He found the American flag tucked away in a church basement and right away had big plans for it.
John Christensen happened to be on the lookout for just such a flag to take with him to the 2014 Olympics — and within a week and a half of his arrival in Sochi, it had become not only exceedingly popular but also a helpful tool in the mission he was on.
“In the last 10 days, this flag has gotten more attention probably than in the rest of its life in the basement of that church,” says Mr. Christensen, a member of Missouri State Highway Patrol Troop H and of the recently formed Strong Tower Baptist Church.
The church was started about six months ago by a group from McCarthy Baptist Church and was given the building at 3406 St. Joseph Ave. that formerly belonged to Marvin McMurry United Methodist Church. It was there Mr. Christensen found the American flag that he took to Russia as part of a Southern Baptist missions endeavor called Engage Sochi.
“The flag was a huge catalyst for that,” he says, adding that as one of few people carrying American flags at the beginning of the Olympics, he drew a lot of attention and was able to hand out a number of booklets containing the gospel message in English and Russian. These tracts incorporated in their message the colors of the Olympic rings – using, for example, black to represent sin, red to represent the blood of Christ and white to represent purity.
The flag also opened doors for Mr. Christensen to participate in what he learned was the unofficial sport of the Olympics: pin trading. His group handed out pins that said “Engage Sochi”— but still, what he found people were most interested in was his flag.
“People from all over the globe wanted pictures with the flag,” he says. “People love America. This flag is a big, big deal. It really is.”
One instance in which he especially saw this was during the opening ceremonies, which he spent in a huge crowd watching the events on a screen at an overflow venue. He notes that he was the only one among thousands of people holding an American flag, which drew the attention not only of other spectators but also of reporters from The Wall Street Journal, CBS News and elsewhere who wanted to interview him about whether he felt safe showing himself to be an American in that setting.
And thanks to tight security, he did feel safe, despite warnings he received from the U.S. State Department prior to leaving for Russia that suggested he not take an American flag.
“But I wasn’t going to go and not take a flag,” he says. “I want to represent.

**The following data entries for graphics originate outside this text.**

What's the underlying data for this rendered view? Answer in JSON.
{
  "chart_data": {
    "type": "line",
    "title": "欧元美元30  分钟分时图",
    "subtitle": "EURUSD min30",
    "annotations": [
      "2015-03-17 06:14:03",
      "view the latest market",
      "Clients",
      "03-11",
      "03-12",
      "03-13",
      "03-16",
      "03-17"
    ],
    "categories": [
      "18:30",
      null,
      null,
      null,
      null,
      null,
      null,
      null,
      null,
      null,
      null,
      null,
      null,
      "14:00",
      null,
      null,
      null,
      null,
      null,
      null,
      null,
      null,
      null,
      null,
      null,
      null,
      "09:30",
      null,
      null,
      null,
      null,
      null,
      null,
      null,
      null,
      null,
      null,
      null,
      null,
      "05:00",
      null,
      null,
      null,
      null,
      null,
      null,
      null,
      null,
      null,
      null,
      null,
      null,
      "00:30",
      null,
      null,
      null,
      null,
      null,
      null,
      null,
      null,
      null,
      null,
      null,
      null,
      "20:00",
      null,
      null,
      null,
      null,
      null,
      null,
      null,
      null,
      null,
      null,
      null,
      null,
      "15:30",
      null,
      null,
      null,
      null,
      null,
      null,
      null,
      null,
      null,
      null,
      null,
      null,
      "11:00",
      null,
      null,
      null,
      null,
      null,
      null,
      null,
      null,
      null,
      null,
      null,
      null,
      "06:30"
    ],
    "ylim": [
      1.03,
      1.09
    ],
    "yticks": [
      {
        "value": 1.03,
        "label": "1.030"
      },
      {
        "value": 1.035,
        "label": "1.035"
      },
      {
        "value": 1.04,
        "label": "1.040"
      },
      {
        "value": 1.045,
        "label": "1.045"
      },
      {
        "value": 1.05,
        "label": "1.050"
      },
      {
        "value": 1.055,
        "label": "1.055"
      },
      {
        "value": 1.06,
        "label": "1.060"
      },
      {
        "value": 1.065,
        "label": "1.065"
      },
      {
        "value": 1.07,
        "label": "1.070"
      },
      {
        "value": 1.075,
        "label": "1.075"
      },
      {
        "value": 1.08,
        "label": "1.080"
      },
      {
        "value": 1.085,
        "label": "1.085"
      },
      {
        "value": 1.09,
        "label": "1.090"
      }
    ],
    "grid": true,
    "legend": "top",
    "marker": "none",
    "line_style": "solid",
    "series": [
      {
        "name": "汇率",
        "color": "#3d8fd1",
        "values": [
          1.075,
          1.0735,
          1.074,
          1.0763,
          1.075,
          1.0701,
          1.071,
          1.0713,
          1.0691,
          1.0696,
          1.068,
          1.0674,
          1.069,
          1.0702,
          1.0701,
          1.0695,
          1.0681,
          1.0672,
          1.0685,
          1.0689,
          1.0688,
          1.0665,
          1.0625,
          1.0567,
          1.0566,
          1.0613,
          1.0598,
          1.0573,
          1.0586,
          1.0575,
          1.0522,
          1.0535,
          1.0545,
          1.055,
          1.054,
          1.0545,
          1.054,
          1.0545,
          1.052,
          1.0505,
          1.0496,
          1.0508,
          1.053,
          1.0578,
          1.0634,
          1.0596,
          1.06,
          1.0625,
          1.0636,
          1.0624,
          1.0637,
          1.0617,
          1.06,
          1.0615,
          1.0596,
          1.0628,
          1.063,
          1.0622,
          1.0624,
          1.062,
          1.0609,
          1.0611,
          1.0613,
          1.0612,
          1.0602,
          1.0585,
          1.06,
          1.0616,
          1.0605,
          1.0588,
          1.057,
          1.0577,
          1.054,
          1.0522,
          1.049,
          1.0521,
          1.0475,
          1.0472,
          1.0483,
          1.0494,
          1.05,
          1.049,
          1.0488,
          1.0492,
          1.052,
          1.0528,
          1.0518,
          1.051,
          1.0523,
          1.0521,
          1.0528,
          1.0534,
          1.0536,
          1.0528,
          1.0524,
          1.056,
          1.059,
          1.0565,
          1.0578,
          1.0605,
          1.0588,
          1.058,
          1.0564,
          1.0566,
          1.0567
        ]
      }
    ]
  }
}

I’m proud to be American. I had tickets to some Olympic events, and I wanted to support the Americans.”
Among these events were a couple of hockey games and the first-ever night of women’s ski jumping – an event new to the Olympics this year. Other memorable aspects of the trip were the festive atmosphere and all the people he met not only from Russia but also from Japan, Norway, Scotland, Belarus and elsewhere.
Mr. Christensen returned home Feb. 14. The flag is safely home now, too – although it will not be returning to its spot in the church basement. The plan is for it to be displayed in a glass enclosure, perhaps with some Olympic tickets and other memorabilia to encourage future mission trips.
Especially after the response the flag received in Sochi, this kind of display seems fitting.
“I didn’t realize so many Russians and people from other parts of the world would go out of their way to speak to me and have their photo taken with this flag,” Mr. Christensen says. “We see American flags and kind of take them for granted. My eyes were opened to how the world views the flag and what it represents.”